With duties to families and employees, to client and their animals, and to society and public health, is it any wonder practitioners face difficult ethical dilemmas every day?

Let's add one more potent ingredient to the mix: money.

Like it or not, most veterinarians in the United States practice medicine in for-profit companies. We may be a profession driving the highways of duty to animal welfare, society's benefit and public health, but capitalism fuels the engine. After-tax profit funds the resources we require to maintain the competent employees, equipment, facilities, pharmacies and other necessities for our professional journey.

We are a profession with financial burdens not matched by any other.

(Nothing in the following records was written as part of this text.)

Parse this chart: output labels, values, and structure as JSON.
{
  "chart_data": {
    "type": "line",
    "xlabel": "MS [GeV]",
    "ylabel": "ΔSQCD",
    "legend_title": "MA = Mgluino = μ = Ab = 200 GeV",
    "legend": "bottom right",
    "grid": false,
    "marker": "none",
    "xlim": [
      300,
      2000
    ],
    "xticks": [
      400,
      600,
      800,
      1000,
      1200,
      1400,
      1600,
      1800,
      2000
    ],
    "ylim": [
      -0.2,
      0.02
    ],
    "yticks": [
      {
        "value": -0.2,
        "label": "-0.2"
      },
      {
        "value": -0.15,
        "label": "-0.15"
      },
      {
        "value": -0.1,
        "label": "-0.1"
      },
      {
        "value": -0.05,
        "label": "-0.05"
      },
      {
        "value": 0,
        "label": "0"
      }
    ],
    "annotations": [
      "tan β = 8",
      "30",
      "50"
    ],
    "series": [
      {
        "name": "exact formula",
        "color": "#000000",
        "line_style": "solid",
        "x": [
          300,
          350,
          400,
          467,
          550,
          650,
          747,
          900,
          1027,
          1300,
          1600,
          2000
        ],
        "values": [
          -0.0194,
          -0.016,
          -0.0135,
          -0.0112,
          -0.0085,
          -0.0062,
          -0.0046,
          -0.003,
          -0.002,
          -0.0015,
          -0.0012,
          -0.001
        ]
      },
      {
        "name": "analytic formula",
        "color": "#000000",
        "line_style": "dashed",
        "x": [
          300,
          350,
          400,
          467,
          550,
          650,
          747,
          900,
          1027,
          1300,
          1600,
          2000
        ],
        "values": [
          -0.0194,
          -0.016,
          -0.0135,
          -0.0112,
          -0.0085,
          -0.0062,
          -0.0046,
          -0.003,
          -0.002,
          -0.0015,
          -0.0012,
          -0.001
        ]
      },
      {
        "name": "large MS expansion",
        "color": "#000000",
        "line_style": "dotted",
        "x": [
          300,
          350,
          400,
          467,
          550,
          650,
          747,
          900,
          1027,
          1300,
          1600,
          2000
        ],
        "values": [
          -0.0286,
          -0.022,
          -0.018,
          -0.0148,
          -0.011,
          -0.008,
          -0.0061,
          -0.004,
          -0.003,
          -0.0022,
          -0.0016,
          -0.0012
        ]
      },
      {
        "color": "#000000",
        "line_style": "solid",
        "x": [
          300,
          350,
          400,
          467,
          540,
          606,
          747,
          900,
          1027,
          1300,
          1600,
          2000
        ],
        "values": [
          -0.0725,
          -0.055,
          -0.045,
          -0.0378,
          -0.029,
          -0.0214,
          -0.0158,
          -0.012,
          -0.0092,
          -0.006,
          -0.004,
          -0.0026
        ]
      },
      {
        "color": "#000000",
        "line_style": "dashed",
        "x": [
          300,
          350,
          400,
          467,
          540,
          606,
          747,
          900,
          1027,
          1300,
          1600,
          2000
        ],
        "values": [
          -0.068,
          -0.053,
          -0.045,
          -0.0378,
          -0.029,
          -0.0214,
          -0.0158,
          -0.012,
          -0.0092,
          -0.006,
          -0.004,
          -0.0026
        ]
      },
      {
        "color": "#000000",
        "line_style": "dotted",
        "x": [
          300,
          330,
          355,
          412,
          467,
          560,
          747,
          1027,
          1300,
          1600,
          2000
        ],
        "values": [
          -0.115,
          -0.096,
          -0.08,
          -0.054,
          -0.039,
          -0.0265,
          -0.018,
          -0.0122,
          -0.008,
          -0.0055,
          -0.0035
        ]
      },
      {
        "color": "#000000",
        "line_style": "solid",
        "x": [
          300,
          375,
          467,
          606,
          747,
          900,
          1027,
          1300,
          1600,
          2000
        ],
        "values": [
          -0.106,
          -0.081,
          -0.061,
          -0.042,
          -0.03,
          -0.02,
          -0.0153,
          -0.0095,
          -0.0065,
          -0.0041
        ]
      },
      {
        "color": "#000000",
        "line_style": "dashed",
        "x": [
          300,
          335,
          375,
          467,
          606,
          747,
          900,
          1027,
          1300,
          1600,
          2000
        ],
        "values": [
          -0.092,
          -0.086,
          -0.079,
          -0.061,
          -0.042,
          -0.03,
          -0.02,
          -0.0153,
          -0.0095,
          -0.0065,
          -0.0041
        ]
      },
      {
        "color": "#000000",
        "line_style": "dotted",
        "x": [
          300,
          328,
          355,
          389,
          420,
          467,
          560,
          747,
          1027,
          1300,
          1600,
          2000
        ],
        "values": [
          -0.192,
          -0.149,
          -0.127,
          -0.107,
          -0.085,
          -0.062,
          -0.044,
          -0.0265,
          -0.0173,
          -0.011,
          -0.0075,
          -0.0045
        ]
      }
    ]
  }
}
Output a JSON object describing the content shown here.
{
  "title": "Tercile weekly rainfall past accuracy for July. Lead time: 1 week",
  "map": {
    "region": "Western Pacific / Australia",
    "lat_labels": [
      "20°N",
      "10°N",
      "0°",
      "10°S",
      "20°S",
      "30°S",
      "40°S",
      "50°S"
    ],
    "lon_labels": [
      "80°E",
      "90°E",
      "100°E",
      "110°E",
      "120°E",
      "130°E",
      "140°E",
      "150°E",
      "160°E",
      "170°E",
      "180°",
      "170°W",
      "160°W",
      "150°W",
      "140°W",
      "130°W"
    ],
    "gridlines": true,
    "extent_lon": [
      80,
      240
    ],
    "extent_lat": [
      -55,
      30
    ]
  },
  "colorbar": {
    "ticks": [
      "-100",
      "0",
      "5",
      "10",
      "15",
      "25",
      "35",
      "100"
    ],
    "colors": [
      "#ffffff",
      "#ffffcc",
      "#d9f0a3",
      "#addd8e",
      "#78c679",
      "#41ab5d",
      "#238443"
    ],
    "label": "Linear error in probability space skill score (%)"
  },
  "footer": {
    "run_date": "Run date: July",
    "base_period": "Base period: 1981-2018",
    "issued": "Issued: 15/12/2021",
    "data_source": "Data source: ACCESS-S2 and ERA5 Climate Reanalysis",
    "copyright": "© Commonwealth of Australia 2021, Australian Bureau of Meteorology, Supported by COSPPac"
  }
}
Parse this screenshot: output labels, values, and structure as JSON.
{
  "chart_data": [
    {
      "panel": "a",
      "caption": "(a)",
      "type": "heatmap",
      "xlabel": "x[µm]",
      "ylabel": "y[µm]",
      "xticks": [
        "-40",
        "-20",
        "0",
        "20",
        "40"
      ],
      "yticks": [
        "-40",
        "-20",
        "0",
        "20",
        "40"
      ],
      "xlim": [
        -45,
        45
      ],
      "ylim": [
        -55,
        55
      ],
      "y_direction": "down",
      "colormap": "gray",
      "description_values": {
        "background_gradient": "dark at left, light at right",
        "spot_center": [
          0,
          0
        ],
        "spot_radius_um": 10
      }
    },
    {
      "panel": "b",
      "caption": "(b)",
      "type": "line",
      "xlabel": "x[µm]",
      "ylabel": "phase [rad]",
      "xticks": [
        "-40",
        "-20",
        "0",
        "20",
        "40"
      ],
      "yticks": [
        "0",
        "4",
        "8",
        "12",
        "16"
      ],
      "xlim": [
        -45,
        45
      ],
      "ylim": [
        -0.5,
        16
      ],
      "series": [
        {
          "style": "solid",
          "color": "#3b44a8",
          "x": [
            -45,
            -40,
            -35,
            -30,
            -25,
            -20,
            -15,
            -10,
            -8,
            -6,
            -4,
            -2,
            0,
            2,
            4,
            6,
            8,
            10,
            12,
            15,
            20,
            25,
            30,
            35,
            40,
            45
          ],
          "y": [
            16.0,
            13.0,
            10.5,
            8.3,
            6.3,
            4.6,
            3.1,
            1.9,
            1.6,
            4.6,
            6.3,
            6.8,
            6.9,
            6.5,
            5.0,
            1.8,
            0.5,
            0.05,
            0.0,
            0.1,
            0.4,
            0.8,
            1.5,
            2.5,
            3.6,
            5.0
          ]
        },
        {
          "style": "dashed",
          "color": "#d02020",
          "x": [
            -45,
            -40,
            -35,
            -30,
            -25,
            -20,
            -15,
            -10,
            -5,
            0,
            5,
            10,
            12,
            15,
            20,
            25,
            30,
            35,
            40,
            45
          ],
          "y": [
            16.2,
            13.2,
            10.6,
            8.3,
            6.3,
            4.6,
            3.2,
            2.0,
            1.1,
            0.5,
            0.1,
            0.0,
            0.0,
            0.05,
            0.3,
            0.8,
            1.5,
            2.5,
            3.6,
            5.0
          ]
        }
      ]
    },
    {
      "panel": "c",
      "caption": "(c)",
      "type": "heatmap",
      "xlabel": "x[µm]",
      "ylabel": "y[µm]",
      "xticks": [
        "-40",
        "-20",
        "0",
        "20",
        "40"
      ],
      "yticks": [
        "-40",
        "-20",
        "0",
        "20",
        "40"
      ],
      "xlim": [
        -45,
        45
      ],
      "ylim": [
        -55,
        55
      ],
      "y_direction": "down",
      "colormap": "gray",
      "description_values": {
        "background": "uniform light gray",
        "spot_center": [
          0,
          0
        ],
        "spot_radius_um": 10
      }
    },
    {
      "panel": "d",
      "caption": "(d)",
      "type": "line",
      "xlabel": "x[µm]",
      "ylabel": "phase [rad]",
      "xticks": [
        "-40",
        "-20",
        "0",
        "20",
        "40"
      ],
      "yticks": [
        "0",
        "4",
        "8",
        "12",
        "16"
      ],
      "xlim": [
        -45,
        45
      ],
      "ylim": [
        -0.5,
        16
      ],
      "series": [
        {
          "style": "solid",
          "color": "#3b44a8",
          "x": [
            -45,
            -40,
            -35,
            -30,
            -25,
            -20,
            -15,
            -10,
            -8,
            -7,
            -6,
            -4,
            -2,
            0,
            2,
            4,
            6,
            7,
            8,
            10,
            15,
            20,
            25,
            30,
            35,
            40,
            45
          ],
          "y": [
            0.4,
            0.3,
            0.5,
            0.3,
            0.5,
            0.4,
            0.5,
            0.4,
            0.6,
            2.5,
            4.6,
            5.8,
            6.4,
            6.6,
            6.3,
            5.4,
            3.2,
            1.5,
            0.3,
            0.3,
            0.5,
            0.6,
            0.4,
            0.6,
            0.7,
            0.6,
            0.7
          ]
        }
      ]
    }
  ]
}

We are a profession committed to advancement of medical knowledge and the precious investment of time and money required to maintain skill through life-long learning.

Raising the bar

We are a profession in desperate need of new talent, brilliant young men and women who can take our places and meet the demands of a global economy hungry for the wide variety of competencies to which veterinarians lay claim. How can the profession attract the best and brightest candidates when we protest that we are the "poorest" medical profession? How can we raise our economic standings in a highly inflationary medical/financial environment without charging more, without paying more taxes and without prudently mitigating the risks that any small-business employer faces?

And so the entire veterinary profession struggles with innumerable ethical dilemmas that bear important and ongoing debate. Society's gap between the "haves and have-nots" seems to be widening, and it places the financial burden of companion animal care squarely at our feet. Whether veterinarians deserve it or not, the spotlight of public perception is upon the profession, especially in the arena of affordability of health care for animals of indigent owners and the high price of rapidly escalating high-tech medical modalities.

Our oath to advance medical knowledge creates a demand for the services that spring from it. Capitalism drives competition to meet that demand. If veterinarians don't meet the consuming public's insatiable appetite, who will? Capitalism abhors a vacuum. And perhaps in the short term, it abhors ethics as well.

From a long-term perspective, all evidence suggests professional ethics are crucial to long-term survival. Profitability might not be as satisfying for those with love of immediate gratification. But the example of Aesop's tortoise truly applies for companies who view strong business ethics as crucial to long-term investment value return.

Ethics background

The Greek word "ethos" is synonymous with the Latin word "mores". The parallel derivation leads to one view that "ethics" constitutes the study of morals. But what does that mean? Let's go further to better understand the impact of "ethics" on the veterinarian's day-to-day activities as a human being, a citizen, an entrepreneur, employee, employer, parent, a professional and scientist.

In the Greek tradition, ethics is the study of the "good life". In the Judeo-Christian tradition, ethics is the study of righteousness before God. Further, Aristotle would have defined ethics as the study of the conditions necessary for man's happiness, while Kant's version would have the study of man's duties and responsibilities to one another. Although Kant's concepts about ethics more closely aligns with present societal views, law specifically sets forth the baseline of ethical duties and responsibilities for DVMs and other professionals.

Veterinarians always must remember that laws scripting professional conduct do not, and cannot, define aspirational aspects of ethical behavior. Recognize the difference between rules-based and principle-based behavior. When too many laws and standards rule the road of ethical behavior, people tend to creatively design alternative routes. They justify their unprincipled behavior by parsing words to interpret the law the way that favors them. A good example is the byzantine U.S. tax code that increasingly drives unethical, unprincipled behavior as shown in recent times by various illegal tax-shelter promoters and tax protesters.